For the reasons stated the judgment of the district court is reversed with directions to proceed in accordance with this opinion.

36

FINNEGAN, Circuit Judge (concurring).

37

Justice Stone might well have been describing our position as a transitory Supreme Court for Illinois when he wrote for the majority in Meredith v. City of Winter Haven, 1943, 320 U.S. 228, 234, 64 S.Ct. 7, 11, 88 L.Ed. 9, 'In the absence of some recognized public policy or defined principle guiding the exercise of the jurisdiction conferred, which would in exceptional cases warrant its non-exercise, it has from the first been deemed to be the duty of the federal courts, if their jurisdiction is properly invoked, to decide questions of state law whenever necessary to the rendition of a judgment * * * (cases collected). When such exceptional circumstances are not present, denial of that opportunity by the federal courts merely because the answers to the questions of state law are difficult on uncertain or have not yet been given by the highest court of the state, would thwart the purpose of the jurisdictional act.' See also Preston v.
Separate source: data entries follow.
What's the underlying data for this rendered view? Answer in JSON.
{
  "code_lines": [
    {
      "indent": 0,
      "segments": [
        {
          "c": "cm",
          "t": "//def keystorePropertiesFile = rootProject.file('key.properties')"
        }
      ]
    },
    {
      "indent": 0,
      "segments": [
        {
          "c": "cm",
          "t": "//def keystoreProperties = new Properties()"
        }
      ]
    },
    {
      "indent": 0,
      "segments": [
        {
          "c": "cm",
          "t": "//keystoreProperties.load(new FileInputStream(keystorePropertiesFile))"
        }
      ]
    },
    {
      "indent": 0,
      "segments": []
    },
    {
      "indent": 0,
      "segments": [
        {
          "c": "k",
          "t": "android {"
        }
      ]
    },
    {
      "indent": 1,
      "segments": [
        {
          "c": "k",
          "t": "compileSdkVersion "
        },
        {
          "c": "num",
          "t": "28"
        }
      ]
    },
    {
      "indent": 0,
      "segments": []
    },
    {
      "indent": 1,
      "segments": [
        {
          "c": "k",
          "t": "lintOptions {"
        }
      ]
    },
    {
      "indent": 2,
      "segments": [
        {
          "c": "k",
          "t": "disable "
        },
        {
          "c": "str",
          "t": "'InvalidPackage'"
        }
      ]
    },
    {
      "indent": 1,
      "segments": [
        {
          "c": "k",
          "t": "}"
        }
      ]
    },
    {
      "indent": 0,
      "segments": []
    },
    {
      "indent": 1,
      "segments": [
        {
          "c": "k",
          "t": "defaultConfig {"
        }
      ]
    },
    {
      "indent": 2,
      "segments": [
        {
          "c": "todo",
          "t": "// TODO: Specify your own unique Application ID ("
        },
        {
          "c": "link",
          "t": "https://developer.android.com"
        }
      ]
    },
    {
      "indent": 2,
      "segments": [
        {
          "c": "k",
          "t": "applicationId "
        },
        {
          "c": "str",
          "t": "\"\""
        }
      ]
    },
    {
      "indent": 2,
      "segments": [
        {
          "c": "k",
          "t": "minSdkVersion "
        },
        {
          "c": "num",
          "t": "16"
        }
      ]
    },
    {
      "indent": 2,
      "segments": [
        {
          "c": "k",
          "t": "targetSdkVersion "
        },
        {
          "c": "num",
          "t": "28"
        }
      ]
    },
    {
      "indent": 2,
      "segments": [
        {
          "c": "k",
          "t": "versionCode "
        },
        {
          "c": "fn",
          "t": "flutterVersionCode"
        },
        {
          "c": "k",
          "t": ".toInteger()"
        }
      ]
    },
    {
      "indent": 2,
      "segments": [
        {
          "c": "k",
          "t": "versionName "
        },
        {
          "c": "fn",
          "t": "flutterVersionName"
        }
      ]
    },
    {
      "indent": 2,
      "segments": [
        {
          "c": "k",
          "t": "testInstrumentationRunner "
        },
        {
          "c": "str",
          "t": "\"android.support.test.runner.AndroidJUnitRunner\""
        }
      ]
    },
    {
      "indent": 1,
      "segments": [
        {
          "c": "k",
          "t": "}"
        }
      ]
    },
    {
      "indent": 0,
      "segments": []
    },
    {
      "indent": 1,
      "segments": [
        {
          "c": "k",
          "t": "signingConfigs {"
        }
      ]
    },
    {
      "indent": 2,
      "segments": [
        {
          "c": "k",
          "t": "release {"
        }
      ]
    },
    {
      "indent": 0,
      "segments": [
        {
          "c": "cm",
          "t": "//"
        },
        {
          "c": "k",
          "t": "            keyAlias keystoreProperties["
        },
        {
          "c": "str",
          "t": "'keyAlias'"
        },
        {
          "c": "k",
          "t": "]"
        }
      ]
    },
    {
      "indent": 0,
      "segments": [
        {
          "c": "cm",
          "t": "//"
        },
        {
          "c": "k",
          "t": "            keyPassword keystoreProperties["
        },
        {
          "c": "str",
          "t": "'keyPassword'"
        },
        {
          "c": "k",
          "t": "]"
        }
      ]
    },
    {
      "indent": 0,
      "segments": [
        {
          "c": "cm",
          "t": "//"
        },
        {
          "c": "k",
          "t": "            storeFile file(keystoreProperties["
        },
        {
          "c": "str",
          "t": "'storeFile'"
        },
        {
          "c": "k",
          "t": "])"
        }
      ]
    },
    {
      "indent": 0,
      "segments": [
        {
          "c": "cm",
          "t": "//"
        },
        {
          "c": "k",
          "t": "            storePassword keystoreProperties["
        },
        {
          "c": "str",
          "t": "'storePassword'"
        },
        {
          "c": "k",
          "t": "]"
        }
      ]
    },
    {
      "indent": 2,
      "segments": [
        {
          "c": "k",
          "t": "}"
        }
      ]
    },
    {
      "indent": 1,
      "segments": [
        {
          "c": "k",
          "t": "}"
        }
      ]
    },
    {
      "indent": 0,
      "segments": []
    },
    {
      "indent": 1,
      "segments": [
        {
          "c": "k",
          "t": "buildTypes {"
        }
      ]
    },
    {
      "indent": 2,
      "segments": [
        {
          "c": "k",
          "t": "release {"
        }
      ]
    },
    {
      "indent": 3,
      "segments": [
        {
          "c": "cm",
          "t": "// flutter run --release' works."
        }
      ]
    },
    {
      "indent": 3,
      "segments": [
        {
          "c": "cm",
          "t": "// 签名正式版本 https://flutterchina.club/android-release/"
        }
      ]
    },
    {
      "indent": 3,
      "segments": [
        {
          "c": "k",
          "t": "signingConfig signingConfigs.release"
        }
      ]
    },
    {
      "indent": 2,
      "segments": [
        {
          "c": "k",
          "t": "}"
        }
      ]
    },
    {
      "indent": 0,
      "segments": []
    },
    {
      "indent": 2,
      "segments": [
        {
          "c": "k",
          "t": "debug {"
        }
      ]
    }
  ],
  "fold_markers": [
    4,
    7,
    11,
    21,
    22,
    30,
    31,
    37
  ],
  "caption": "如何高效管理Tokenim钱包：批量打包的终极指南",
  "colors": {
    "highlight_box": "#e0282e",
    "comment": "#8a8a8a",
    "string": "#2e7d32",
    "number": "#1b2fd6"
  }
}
Aetna Life Ins., 7 Cir., 1949, 174 F.2d 10.

38

We are called upon to make a decision in this diversity of citizenship case where the law of the State of Illinois is non-existent. Everyone involved, court and counsel, cheerfully agree we are confronted with a question of local law, only the local law is conspicuous by its absence. Moreover, district judges are assumed to know the local law in their districts and here we reverse the lower court, though I think rightly so. It has been suggested that federal courts be empowered to certify questions of state law to state courts and obtain a response. See Hart and Wechsler, The Federal Courts and The Federal System 632 (1953) and Vestal, The Certified Question of Law, 36 Iowa L.Rev. 629 (1951) concerning Fla.Stat.Ann. 25.031-25.032 'authorizing the Supreme Court of Florida to answer questions certified by federal appellate courts.' Ibid.